Deduplicating Microsoft System Center 2012 R2 DPM storage :
Using deduplication with DPM can result in large savings. The amount of space saved by deduplication when optimizing DPM backup data varies depending on the type of data being backed up. For example, a backup of an encrypted database server may result in minimal savings since any duplicate data is hidden by the encryption process. However backup of a large Virtual Desktop Infrastructure (VDI) deployment can result in very large savings in the range of 70-90+% range, since there is typically a large amount of data duplication between the virtual desktop environments. In the configuration described in this topic Microsoft ran a variety of test workloads and saw savings ranging between 50% and 90%.
To deploy DPM as a virtual machine backing up data to a deduplicated volume Microsoft recommend the following deployment topology:
- DPM running in a virtual machine in a Hyper-V host cluster.

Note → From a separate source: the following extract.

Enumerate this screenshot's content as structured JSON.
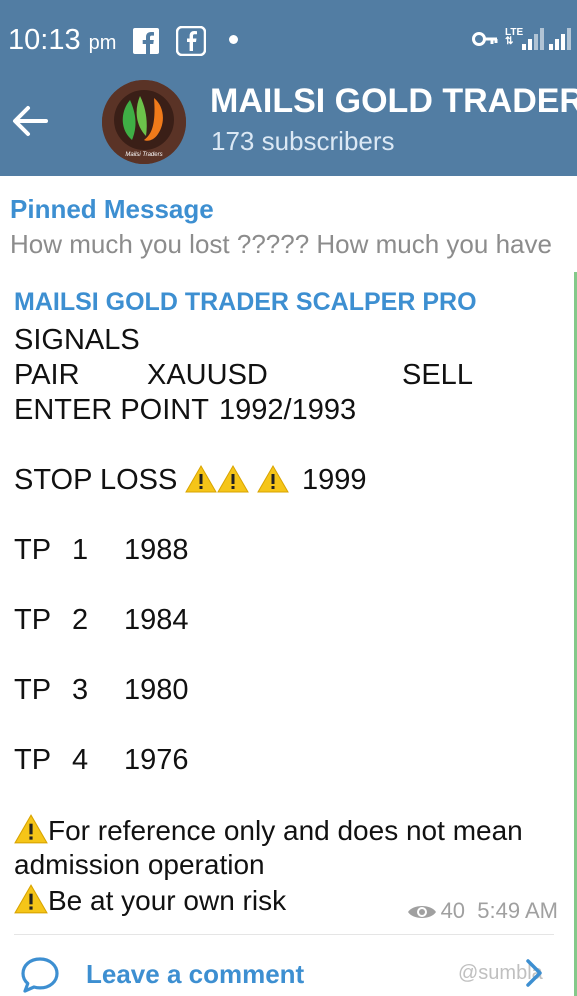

- DPM storage using VHD/VHDX files stored on an SMB 3.0 share on a file server.
- For this example deployment Microsoft configured the file server as a scaled-out file server (SOFS) deployed using storage volumes configured from Storage Spaces pools built using directly connected SAS drives. Note that this deployment ensures performance at scale.
Note the following:
- This scenario is supported for DPM 2012 R2
- The scenario is supported for all workloads for which data can be backed up by DPM 2012 R2.
- All the Windows File Server nodes on which DPM virtual hard disks reside and on which deduplication will be enabled must be running Windows Server 2012 R2 with Update Rollup November 2014.